Действительно, театр на Таганке хотел восстановить в своих правах идеи и формы режиссуры Мейерхольда, Вахтангова, Эйзенштейна, помноженные на открытия «эпического театра» Брехта. Эту необходимую историческую миссию он выполнил радикальнее других театров. Подхватив прежние формы условно-метафорического искусства, с годами выродившиеся в оперную помпезность, он вернул им исконный демократизм и двинулся дальше. Обаяние первой брехтовской постановки студии в том и состояло, что условная сценическая площадка, уничтожение привычных декораций (их заменили столы из аудиторий), введение униформы (обычных тренировочных костюмов) — все служило смелой студенческой раскованности, с какой вели себя молодые актеры.

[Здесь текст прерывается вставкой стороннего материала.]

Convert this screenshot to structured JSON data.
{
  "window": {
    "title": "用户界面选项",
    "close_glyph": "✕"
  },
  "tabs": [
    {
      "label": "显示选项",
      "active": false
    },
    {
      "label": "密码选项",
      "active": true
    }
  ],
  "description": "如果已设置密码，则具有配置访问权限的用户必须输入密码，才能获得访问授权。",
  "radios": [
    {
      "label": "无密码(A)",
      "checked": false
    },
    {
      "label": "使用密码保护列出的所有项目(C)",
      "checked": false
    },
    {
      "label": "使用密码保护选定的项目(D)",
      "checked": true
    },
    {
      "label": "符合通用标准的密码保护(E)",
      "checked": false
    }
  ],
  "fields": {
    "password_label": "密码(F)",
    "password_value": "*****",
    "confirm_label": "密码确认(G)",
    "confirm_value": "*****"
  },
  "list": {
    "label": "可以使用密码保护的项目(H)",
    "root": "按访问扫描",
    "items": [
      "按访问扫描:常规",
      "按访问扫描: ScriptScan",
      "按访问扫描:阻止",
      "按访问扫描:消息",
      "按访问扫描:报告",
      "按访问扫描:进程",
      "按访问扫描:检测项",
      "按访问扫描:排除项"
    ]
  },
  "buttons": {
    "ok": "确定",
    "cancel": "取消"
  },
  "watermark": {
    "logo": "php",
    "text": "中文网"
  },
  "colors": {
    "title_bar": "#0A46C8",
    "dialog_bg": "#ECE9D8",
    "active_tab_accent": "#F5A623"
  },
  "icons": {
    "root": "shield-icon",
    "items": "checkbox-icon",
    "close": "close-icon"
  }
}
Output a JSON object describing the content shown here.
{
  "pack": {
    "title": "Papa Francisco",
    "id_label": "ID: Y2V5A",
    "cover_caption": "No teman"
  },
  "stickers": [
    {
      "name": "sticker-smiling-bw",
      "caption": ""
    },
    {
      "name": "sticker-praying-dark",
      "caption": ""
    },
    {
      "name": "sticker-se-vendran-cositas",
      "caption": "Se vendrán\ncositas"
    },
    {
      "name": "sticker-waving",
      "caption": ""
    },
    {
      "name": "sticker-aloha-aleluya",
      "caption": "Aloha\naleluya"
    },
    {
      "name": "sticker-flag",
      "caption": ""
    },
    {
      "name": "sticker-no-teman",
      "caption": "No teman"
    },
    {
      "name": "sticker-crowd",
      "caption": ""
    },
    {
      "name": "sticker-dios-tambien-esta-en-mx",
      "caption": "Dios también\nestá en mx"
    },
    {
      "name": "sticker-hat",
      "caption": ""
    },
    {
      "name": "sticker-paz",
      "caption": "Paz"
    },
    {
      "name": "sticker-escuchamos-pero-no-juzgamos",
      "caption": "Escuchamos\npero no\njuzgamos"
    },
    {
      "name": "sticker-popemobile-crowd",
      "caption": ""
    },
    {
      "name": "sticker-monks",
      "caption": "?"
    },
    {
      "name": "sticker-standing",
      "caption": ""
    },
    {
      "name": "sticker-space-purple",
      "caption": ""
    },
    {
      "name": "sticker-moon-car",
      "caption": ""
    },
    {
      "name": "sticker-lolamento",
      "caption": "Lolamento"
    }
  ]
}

Свобода от бытовых сценических норм стала первым условием жизни театра. Ради этого он отказывался не только от современной бытовой драматургии, но и от лучших пьес Арбузова, Розова, Володина, пока что сторонился даже произведений Чехова. Актеры прямо заявляли, что они никогда не будут играть «розовских мальчиков». «Таганка» воевала против сценической манеры «Современника» и на первых порах стала антагонистом «школы переживания». Овладевая секретами брехтовского «эффекта отчуждения», актеры вырабатывали новую манеру вольного владения ролью, легко входили и выходили из образа, свободно общались со зрителем. Эта манера, казалось, дарила более широкие полномочия: актер действовал не только от имени персонажа, но и от своего собственного, выражал одновременно и волю автора, и волю своего поколения.

Теперь, когда театр на Таганке прожил уже почти пятнадцать лет, стало очевидно, что Юрию Любимову удалось не только подхватить сценические открытия 20-х годов, но и развить их дальше. Театр начал с поэтических и публицистических представлений, где устанавливались иные, чем прежде, взаимоотношения актера и зрителя, сцены и зала. Нужно было всеми средствами активизировать человека, оторвать его от спинки кресла. Ради этого были взяты на вооружение все мейерхольдовские открытия — разрушение «четвертой стены», ликвидация рампы, портала, выходы в зрительный зал, отказ от павильона, от костюмов, гримов и париков. Актер, отлично владеющий своим телом и голосом, ловкий, пластичный и музыкальный, должен был одинаково легко петь, танцевать, читать стихи, выполнять акробатические трюки, пантомимы и цирковые аттракционы. Развитие внешней актерской техники, на какое-то время в нашем театре приторможенное, вдруг дало неожиданный толчок всему театральному делу.
Что же произошло? Почему именно принцип открытого площадного представления и ориентация на внешнюю актерскую технику сыграли — на первых порах — такую значительную роль? Очевидно, весь секрет был в том, что тут создавался новый, динамический тип сценического зрелища. Прежний, основанный на ремесленной драматургии, приучал зрителя к позиции инертного созерцателя, которому заранее известны условия, регламент и результаты игры, он чаще всего вежливо улыбался и хлопал в ладоши приличное число раз.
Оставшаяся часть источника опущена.